A violação de instrumentos de ordenamento do território (num aspecto objectivo) não é uma questão prejudicial, pois que não há aqui uma simples relação lógico-substantiva de dependência (v. ANTUNES VARELA et al., Manual de P.C., 2ª ed., p. 106, nota 1); o tribunal não pode conhecer, de todo, deste processo urgente sem a prévia invalidação dos mesmos actos administrativos. E tal violação de instrumentos de ordenamento do território não integra a causa de pedir deste processo urgente especial, porque a prova do desrespeito por instrumentos de ordenamento do território já terá sido necessariamente feita noutro lugar, noutro processo”.

32.º
O Acórdão recorrido, com base nas considerações antecedentes, acabou por decidir que o Ministério Público – antes de instaurar a acção de perda de mandato – deveria ter impugnado os actos administrativos proferidos pelo demandado. Para o acórdão do TCA a acção administrativa especial a instaurar apresenta-se como um «mecanismo antecedente ou prévio ao litígio próprio deste processo urgente», não podendo a acção ser instaurada sem que, antes e como seu pressuposto necessário, haja uma sentença transitada que declare a nulidade dos actos administrativos imputados ao demandado.
33.º
Este entendimento, para além de violar várias disposições da Lei n.º 27/96, de 1 de Agosto, faz uma interpretação própria de várias disposições legais que, com o devido respeito, não tem em conta o espírito do sistema nem as razões de celeridade que estiveram na base do regime estabelecido para a “tutela administrativa” e na atribuição a estes processos de um carácter urgente.
34.º
Pelo contrário, o acórdão recorrido – fundamentando-se em razões de incoerência entre os artigos 68.º e 69.º n.º 4 do RJUE e o artigo 11.º n.º 2 e 4 e na necessidade de alteração e adaptação dos artigos 11.º e 15.º da Lei 27/96 (fls. 31 do acórdão) – acabou por fazer uma «interpretação correctiva» que não se nos afigura necessária e que acaba por violar as regras de interpretação vigentes no Código Civil, inviabilizando assim, como se verá, que o Ministério Público exerça a acção pública de perda de mandato quando verificados os fundamentos estabelecidos na Lei 27/96.
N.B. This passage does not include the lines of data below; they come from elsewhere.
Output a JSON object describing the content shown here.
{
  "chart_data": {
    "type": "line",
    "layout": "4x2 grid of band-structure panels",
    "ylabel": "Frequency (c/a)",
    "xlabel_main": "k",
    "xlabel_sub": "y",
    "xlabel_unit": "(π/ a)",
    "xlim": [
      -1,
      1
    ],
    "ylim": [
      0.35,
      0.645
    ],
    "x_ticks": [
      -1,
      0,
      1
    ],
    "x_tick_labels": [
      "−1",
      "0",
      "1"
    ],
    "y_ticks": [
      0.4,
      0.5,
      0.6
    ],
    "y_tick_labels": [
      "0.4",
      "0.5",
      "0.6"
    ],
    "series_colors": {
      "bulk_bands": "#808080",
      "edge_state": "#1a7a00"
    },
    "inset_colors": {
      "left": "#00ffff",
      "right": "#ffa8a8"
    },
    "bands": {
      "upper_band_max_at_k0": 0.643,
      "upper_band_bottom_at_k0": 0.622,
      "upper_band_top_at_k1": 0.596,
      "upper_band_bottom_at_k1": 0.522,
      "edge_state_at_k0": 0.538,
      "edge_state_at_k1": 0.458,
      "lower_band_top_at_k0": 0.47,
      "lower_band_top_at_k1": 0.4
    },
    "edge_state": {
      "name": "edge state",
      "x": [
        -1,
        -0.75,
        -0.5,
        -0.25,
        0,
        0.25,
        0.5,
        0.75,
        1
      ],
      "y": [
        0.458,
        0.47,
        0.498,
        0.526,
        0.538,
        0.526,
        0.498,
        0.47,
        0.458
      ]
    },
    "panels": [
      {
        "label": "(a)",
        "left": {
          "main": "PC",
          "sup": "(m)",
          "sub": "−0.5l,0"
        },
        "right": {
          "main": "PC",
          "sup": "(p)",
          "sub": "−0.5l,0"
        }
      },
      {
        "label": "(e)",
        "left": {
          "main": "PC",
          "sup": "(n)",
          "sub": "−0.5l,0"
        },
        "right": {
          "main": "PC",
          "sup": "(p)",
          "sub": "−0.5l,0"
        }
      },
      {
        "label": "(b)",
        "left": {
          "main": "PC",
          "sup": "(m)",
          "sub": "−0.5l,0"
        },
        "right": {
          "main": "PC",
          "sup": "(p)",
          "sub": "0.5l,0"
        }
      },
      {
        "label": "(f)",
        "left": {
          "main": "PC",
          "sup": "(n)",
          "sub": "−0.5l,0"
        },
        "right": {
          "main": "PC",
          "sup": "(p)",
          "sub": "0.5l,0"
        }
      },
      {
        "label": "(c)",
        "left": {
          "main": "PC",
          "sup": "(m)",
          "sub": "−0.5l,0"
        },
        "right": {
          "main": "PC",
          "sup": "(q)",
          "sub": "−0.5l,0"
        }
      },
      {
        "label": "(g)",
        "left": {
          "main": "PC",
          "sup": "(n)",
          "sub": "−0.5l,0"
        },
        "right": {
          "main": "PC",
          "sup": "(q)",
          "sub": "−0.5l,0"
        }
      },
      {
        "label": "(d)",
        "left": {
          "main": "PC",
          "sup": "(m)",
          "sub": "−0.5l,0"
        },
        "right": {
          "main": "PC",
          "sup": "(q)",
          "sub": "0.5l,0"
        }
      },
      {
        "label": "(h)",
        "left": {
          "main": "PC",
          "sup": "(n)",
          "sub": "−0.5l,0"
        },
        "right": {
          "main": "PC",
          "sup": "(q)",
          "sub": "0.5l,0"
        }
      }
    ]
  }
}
III – 2. A tutela Administrativa Autárquica e a acção especial urgente
35.º
O acórdão recorrido começou por enunciar princípios relevantes para a caracterização da acção de perda de mandato, parecendo-nos não ter retirado as devidas consequências do regime legalmente traçado.
36.º
Merece a nossa concordância o acórdão quando refere:
– “A tutela administrativa é, assim, uma tutela de legalidade, pois que não visa controlar o mérito das decisões dos órgãos da administração local (a sua oportunidade e a sua conveniência) ou a sua conformidade com os interesses gerais, tal como o Governo os concebe. O seu objectivo é, antes e tão-só, assegurar que essas decisões cumpram a lei. E mais: ela própria - a tutela administrativa - está sujeita ao princípio da legalidade, uma vez que só pode ser exercida "nos casos e segundo as formas previstas na lei" - o que significa que só podem adoptar-se as medidas tutelares constantes da lei, que, assim, tem que definir as diferentes formas de tutela (inspecções, inquéritos, sindicâncias, informações, dissolução de órgãos autárquicos): é o princípio da tipicidade das medidas de tutela.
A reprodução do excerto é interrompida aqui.